SÃO PAULO – O investidor encerrou esta semana com um tom de frustração. Isso porque o Ibovespa fechou o pregão de sexta-feira (8) com queda de 1,78%, enquanto o dólar subiu 1,83%, para R$ 4,17 – o maior valor em três semanas –, após o Supremo Tribunal Federal (STF) determinar a soltura do ex-presidente Luiz Inácio Lula da Silva da prisão em Curitiba. Diante de momentos de estresse, associados a questões desvinculadas do universo corporativo, como se comportar na Bolsa?

Para Henrique Bredda, da Alaska Asset, e João Braga, da XP Asset, eventos políticos de curto prazo não devem pesar na tomada de decisões. “Não perca tempo com política para investir em ações”, afirmou Bredda, durante o evento Rico Connect, realizado ontem (8), em São Paulo. Segundo ele, os políticos são irrelevantes para o desempenho da Bolsa no longo prazo.

A avaliação é compartilhada por Braga, que disse enxergar a notícia como uma chance para aumentar as posições. “Barulhos como esse geram volatilidade, preço bom e nós aproveitamos as oportunidades que surgem.”

Via Varejo x Magazine Luiza

Entre as ações que compõem os portfólios da Alaska e da XP, as de Magazine Luiza e Via Varejo, respectivamente, foram destacadas no painel da Rico. No ano, MGLU3 dispara 95%, enquanto os papéis de VVAR3 avançam 65%. Por que a opção por uma empresa e não pelo outra?

De acordo com Braga, o que sustenta sua tese compradora em Via Varejo vai além das expectativas de retomada da economia e do consumo, e está pautado na história de “turn around” da empresa, com atitudes a serem adotadas que podem agregar valor.

“Todo o sucesso de Magalu começou com um turn around lá em 2015, 2016, e essa é a história de Via Varejo hoje”, afirmou, já em tom de provocação. “Mas torço para que os papéis de Magalu caiam, porque, se caírem bastante, eu compro.”

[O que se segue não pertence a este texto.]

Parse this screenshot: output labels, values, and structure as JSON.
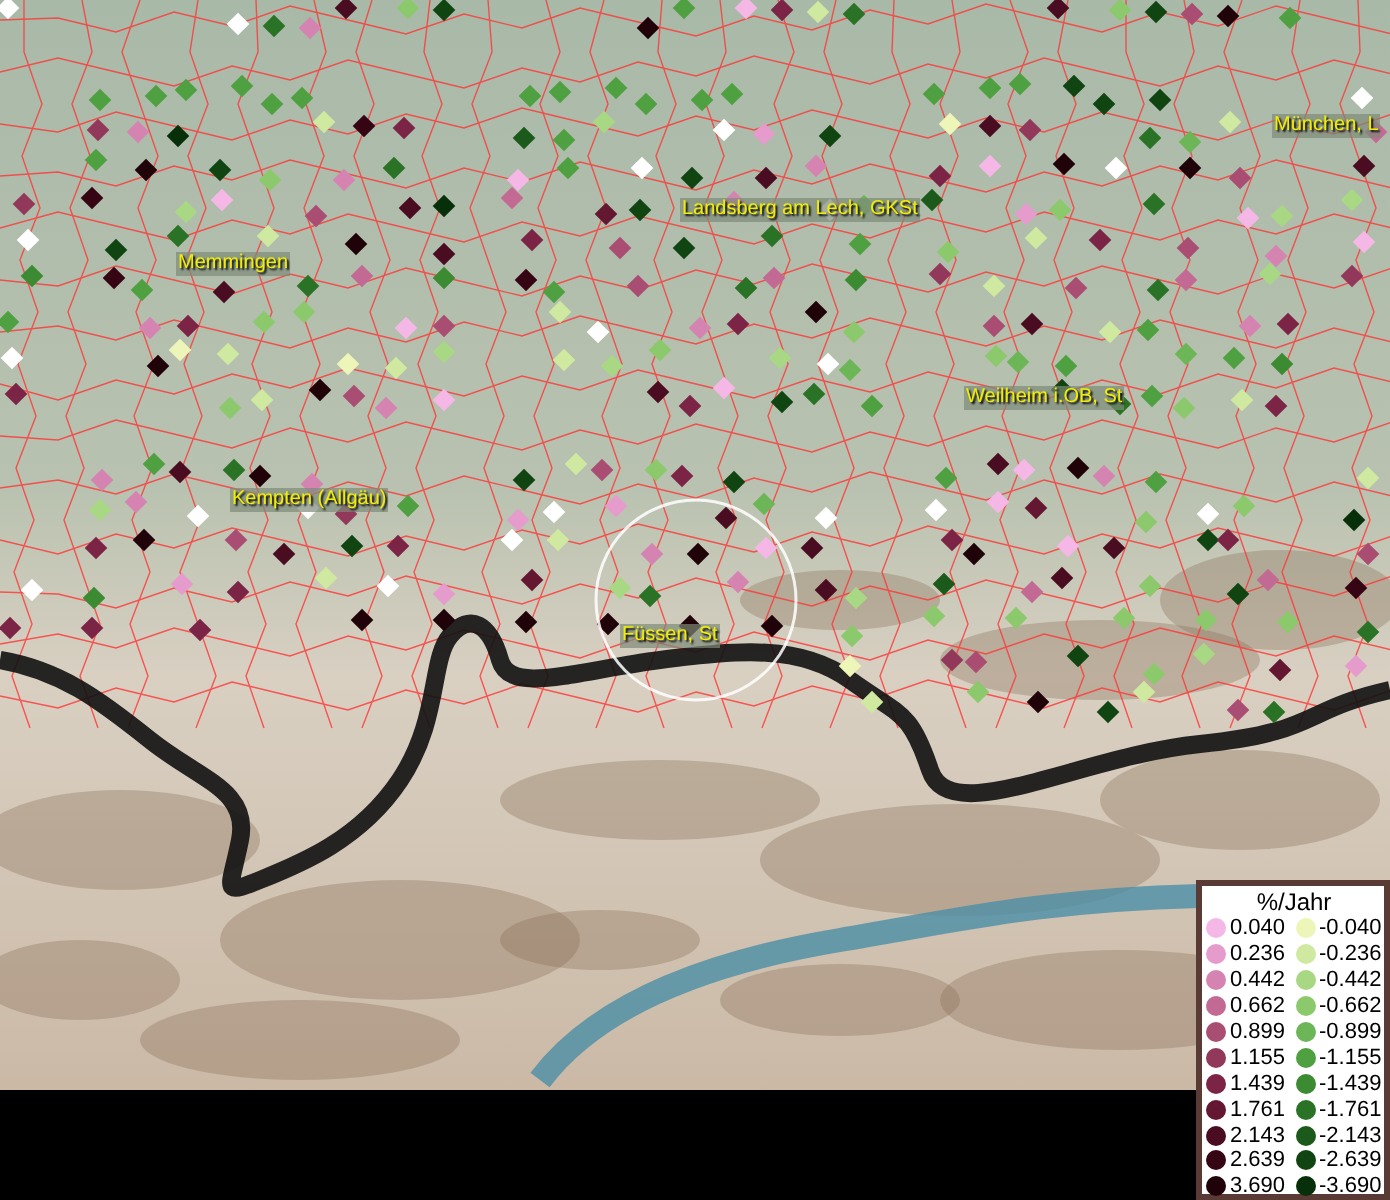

Bredda, por sua vez, disse preferir os papéis de Magalu pela sua confiança na administração e na cultura da companhia. “Talvez eu esteja deixando na mesa não ter Via Varejo, mas prefiro ficar dentro do meu círculo de competência”, ressaltou.

Segundo ele, o Alaska não está em sua posição máxima nos papéis da varejista, o que lhe deixa espaço para aproveitar uma maior queda dos preços do ativo para aumentar a exposição.